TLDR: he is using a random index with a big enough array
He mentioned it's a 1GB array, and the source code is available.
That array is indexed by an array of random numbers and there are only 3M of them. That should be enough assuming even 4 bytes per index it will just fit in the 12MB cache, but then there are accesses to the big array as well.
Its a little confusing because they're conflating the idea that you almost certainly read at least the entire word (and not a single byte) at a time with the other idea that you could fetch multiple words concurrently.
Any cached memory access is going to read in the entire cache line -- 64 bytes on x86, apparently 128 on M1. This is true across most architectures which use caches; it isn't specific to M1 or ARM.
(As I learned from recent Rust concurrency changes) on newer Intel, it usually fetches two cache lines so effectively 128 bytes while AMD usually 64 bytes. That's the sizes they use for "cache line padded" values (I.e making sure to separate two atomics by the fetch size to avoid threads invalidating the cache back and forth too much).

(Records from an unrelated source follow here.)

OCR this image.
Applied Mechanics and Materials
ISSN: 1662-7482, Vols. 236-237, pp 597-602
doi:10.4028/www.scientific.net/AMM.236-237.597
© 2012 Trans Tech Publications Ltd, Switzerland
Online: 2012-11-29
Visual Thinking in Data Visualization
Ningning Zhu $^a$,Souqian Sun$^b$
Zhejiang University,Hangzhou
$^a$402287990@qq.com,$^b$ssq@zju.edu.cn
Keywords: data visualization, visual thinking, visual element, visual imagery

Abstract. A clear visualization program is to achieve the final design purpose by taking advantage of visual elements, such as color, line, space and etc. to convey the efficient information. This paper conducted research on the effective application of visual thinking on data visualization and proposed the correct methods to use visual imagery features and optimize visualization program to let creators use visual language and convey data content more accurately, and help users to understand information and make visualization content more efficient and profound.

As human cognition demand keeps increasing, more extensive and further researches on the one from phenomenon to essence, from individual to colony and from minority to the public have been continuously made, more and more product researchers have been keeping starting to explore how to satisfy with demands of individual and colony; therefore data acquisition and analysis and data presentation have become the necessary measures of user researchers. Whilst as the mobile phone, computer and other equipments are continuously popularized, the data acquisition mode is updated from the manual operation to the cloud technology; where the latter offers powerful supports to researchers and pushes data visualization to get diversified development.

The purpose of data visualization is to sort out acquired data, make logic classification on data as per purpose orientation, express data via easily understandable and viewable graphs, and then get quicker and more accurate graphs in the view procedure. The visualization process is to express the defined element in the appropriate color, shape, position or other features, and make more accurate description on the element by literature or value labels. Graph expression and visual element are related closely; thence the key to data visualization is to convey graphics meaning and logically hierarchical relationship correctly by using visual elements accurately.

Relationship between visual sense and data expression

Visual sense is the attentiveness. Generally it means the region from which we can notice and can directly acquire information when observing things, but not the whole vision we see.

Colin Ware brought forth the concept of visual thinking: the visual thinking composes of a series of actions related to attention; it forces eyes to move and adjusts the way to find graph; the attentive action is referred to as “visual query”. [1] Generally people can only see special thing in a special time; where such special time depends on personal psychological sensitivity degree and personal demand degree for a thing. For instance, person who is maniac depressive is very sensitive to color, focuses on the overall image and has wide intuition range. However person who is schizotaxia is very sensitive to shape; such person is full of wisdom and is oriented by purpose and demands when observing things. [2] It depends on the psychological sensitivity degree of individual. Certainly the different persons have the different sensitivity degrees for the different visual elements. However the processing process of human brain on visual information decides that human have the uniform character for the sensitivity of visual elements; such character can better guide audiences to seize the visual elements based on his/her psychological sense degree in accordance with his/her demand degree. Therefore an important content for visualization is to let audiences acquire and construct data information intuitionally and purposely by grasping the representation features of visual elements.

To be clear here, it fetches two cache lines but it doesn’t put the second in exclusive state until it’s written to; the unit of granularity is still 64b. In a scanning read mode you will see the benefit but you won’t see the contention on writes. (The contention will come from subsequent reads on that cache line though)
Yes almost certainly more than the word will be read but it varies by architecture. I would think almost by definition no less than a word can be read so I went with that in my explanation.